Prender o cabelo todos os dias em rabo de cavalo, coque ou trança costuma ser um gesto automático. Quando o mesmo penteado se repete com muita tensão e acessórios inadequados, porém, a fibra capilar sofre danos progressivos.
O problema não está em prender o cabelo, mas em repetir o mesmo tipo de penteado com muita tensão. Isso mantém a fibra capilar e o couro cabeludo sob estresse constante, favorece a quebra, aumenta o frizz, deixa fios mais curtos ao redor do rosto e provoca desconforto na raiz.
Fios quebrados perto da testa, couro cabeludo dolorido e frizz concentrado em uma área específica costumam ser sinais de que algo precisa mudar na rotina de cuidados.
Danos causados pela repetição
Manter o cabelo esticado na mesma direção por muitas horas gera tensão constante sobre a haste capilar e a pele do couro cabeludo. Repetida dia após dia, essa pressão costuma abrir caminho para a quebra e o enfraquecimento progressivo dos fios.
O tipo de acessório usado também interfere nesse processo, já que elásticos ásperos ou com partes metálicas aumentam o atrito contra a fibra. Isso vai retirando parte da proteção natural do cabelo e deixando as pontas mais secas e sujeitas a quebrar com facilidade.

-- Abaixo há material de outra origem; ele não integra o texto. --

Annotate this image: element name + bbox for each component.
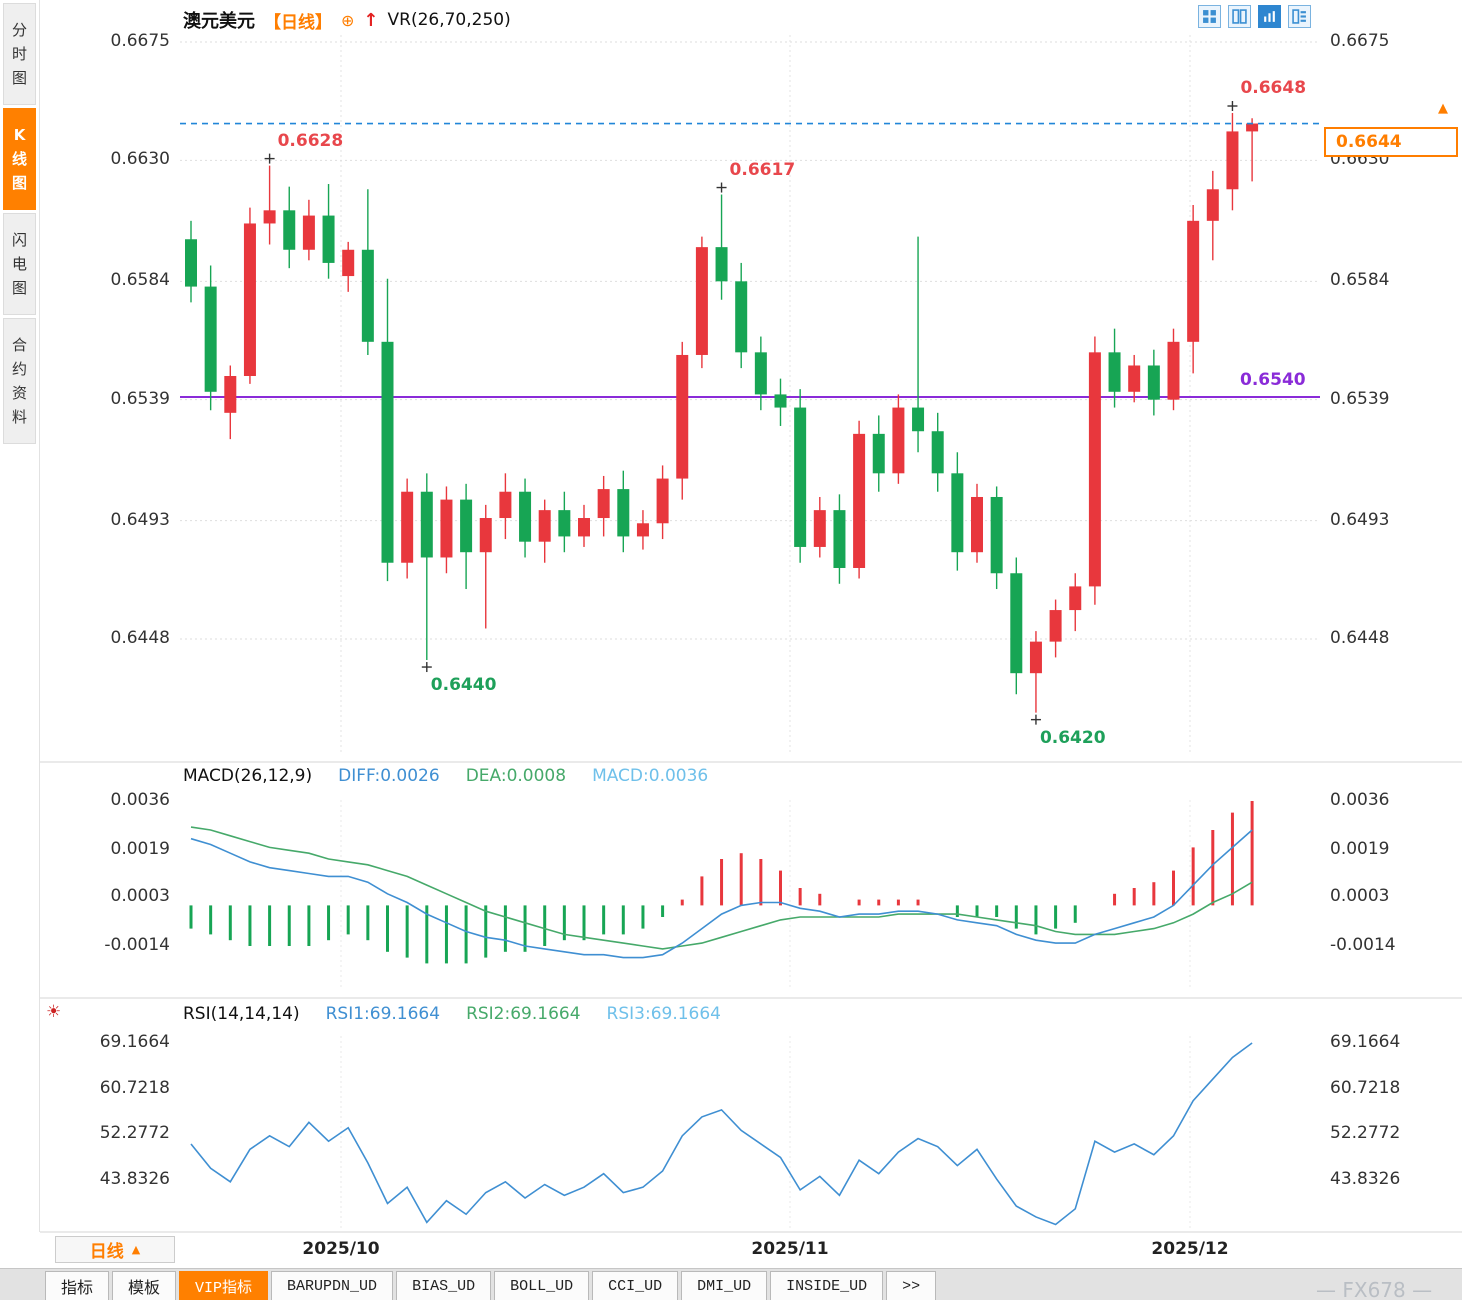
- left-sidebar: 分时图 K线图 闪电图 合约资料: [0, 0, 40, 1232]
- rsi-header: RSI(14,14,14) RSI1:69.1664 RSI2:69.1664 …: [183, 1004, 721, 1024]
- bottom-tab-dmi-ud[interactable]: DMI_UD: [681, 1271, 768, 1300]
- period-tag[interactable]: 【日线】: [264, 12, 332, 33]
- sidebar-tab-label: K线图: [11, 126, 27, 192]
- split-glyph: [1292, 9, 1306, 24]
- bars-glyph: [1264, 11, 1275, 22]
- grid-glyph: [1203, 10, 1216, 23]
- macd-title: MACD(26,12,9): [183, 766, 313, 786]
- bottom-tab-cci-ud[interactable]: CCI_UD: [592, 1271, 679, 1300]
- chart-layout-toolbar: [1198, 5, 1311, 28]
- sidebar-tab-contract-info[interactable]: 合约资料: [3, 318, 36, 444]
- indicator-tab-bar: 指标 模板 VIP指标 BARUPDN_UD BIAS_UD BOLL_UD CCI_UD D…: [0, 1268, 1462, 1300]
- rsi-settings-icon[interactable]: ☀: [46, 1002, 62, 1022]
- layout-grid-icon[interactable]: [1198, 5, 1221, 28]
- x-axis-label-nov: 2025/11: [751, 1239, 829, 1259]
- chart-header: 澳元美元 【日线】 ⊕ ↑ VR(26,70,250): [183, 7, 511, 33]
- macd-dea-legend: DEA:0.0008: [465, 766, 567, 786]
- macd-value-legend: MACD:0.0036: [592, 766, 709, 786]
- sidebar-tab-label: 分时图: [11, 21, 27, 87]
- bottom-tab-bias-ud[interactable]: BIAS_UD: [396, 1271, 492, 1300]
- x-axis-label-oct: 2025/10: [302, 1239, 380, 1259]
- sidebar-tab-label: 合约资料: [11, 336, 27, 426]
- macd-header: MACD(26,12,9) DIFF:0.0026 DEA:0.0008 MAC…: [183, 766, 708, 786]
- symbol-name: 澳元美元: [183, 11, 255, 32]
- layout-columns-icon[interactable]: [1228, 5, 1251, 28]
- columns-glyph: [1232, 9, 1247, 24]
- up-arrow-icon: ↑: [363, 9, 379, 31]
- x-axis-label-dec: 2025/12: [1151, 1239, 1229, 1259]
- sidebar-tab-kline-chart[interactable]: K线图: [3, 108, 36, 210]
- rsi1-legend: RSI1:69.1664: [325, 1004, 441, 1024]
- macd-diff-legend: DIFF:0.0026: [338, 766, 440, 786]
- bottom-tab-[interactable]: 指标: [45, 1271, 110, 1300]
- rsi3-legend: RSI3:69.1664: [606, 1004, 721, 1024]
- sidebar-tab-time-chart[interactable]: 分时图: [3, 3, 36, 105]
- bottom-tab-[interactable]: >>: [886, 1271, 937, 1300]
- bottom-tab-vip[interactable]: VIP指标: [179, 1271, 269, 1300]
- last-price-box: 0.6644: [1324, 127, 1458, 157]
- layout-chart-icon[interactable]: [1258, 5, 1281, 28]
- sidebar-tab-lightning-chart[interactable]: 闪电图: [3, 213, 36, 315]
- overlay-indicator-label: VR(26,70,250): [387, 10, 511, 30]
- sidebar-tab-label: 闪电图: [11, 231, 27, 297]
- bottom-tab-boll-ud[interactable]: BOLL_UD: [494, 1271, 590, 1300]
- period-selector[interactable]: 日线 ▲: [55, 1236, 175, 1263]
- bottom-tab-barupdn-ud[interactable]: BARUPDN_UD: [271, 1271, 394, 1300]
- jump-to-latest-icon[interactable]: ▲: [1438, 101, 1448, 116]
- period-label: 日线: [89, 1242, 124, 1262]
- rsi2-legend: RSI2:69.1664: [466, 1004, 581, 1024]
- bottom-tab-[interactable]: 模板: [112, 1271, 177, 1300]
- chevron-up-icon: ▲: [131, 1243, 141, 1256]
- bottom-tab-inside-ud[interactable]: INSIDE_UD: [770, 1271, 884, 1300]
- support-line-label: 0.6540: [1240, 370, 1306, 390]
- add-indicator-icon[interactable]: ⊕: [341, 10, 355, 30]
- rsi-title: RSI(14,14,14): [183, 1004, 300, 1024]
- layout-split-icon[interactable]: [1288, 5, 1311, 28]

Quando a tração se torna um problema maior
Existe uma diferença importante entre quebra e queda capilar: a quebra é o rompimento da haste do fio, enquanto a queda acontece pela raiz. Casos de tração excessiva costumam afetar principalmente mulheres afrodescendentes que usam tranças apertadas, além de crianças com penteados muito tensionados.
Quando o desgaste avança sem cuidado, pode evoluir para a chamada alopecia de tração, quadro em que o processo cicatricial do folículo impede permanentemente o crescimento de cabelo na região afetada.
Em casos crônicos, pode ser necessário um transplante capilar para tratar as áreas afetadas.
Sinais que merecem atenção no dia a dia
Fios curtos e arrepiados sempre na mesma área da cabeça podem não indicar apenas crescimento novo. Em muitos casos, são resultado da quebra causada pela tensão repetida do mesmo penteado ao longo das semanas.
Dor no couro cabeludo ao soltar o cabelo pode indicar que o penteado ficou apertado além do necessário. Frizz concentrado numa região específica resulta do atrito entre os fios, o elástico e a roupa. O afinamento em certos pontos e as pontas ásperas e quebradiças também apontam tensão excessiva.
Como reduzir o desgaste sem abandonar o hábito
Não é preciso deixar de prender o cabelo para proteger a fibra. Variar a posição do penteado ao longo da semana ajuda a distribuir melhor a pressão e evita que a mesma área da cabeça sofra sempre o impacto da tração.
Modelos revestidos com tecido causam menos atrito do que elásticos com partes metálicas. Deixar o cabelo solto em alguns períodos do dia também ajuda. Cuidar da fibra antes e depois do penteado aumenta sua resistência ao desgaste diário.
O papel dos produtos de tratamento
Produtos ajudam a reduzir o impacto do atrito diário sobre a cabeleira. Gel fixador oferece sustentação sem endurecer excessivamente, o que reduz a necessidade de prender com tanta força.
Para quem dorme com o cabelo preso, coques muito altos e rabos de cavalo apertados aumentam a tensão durante toda a noite. O ideal é optar por um penteado mais solto, usar acessórios revestidos por tecido macio e evitar apertar excessivamente a raiz.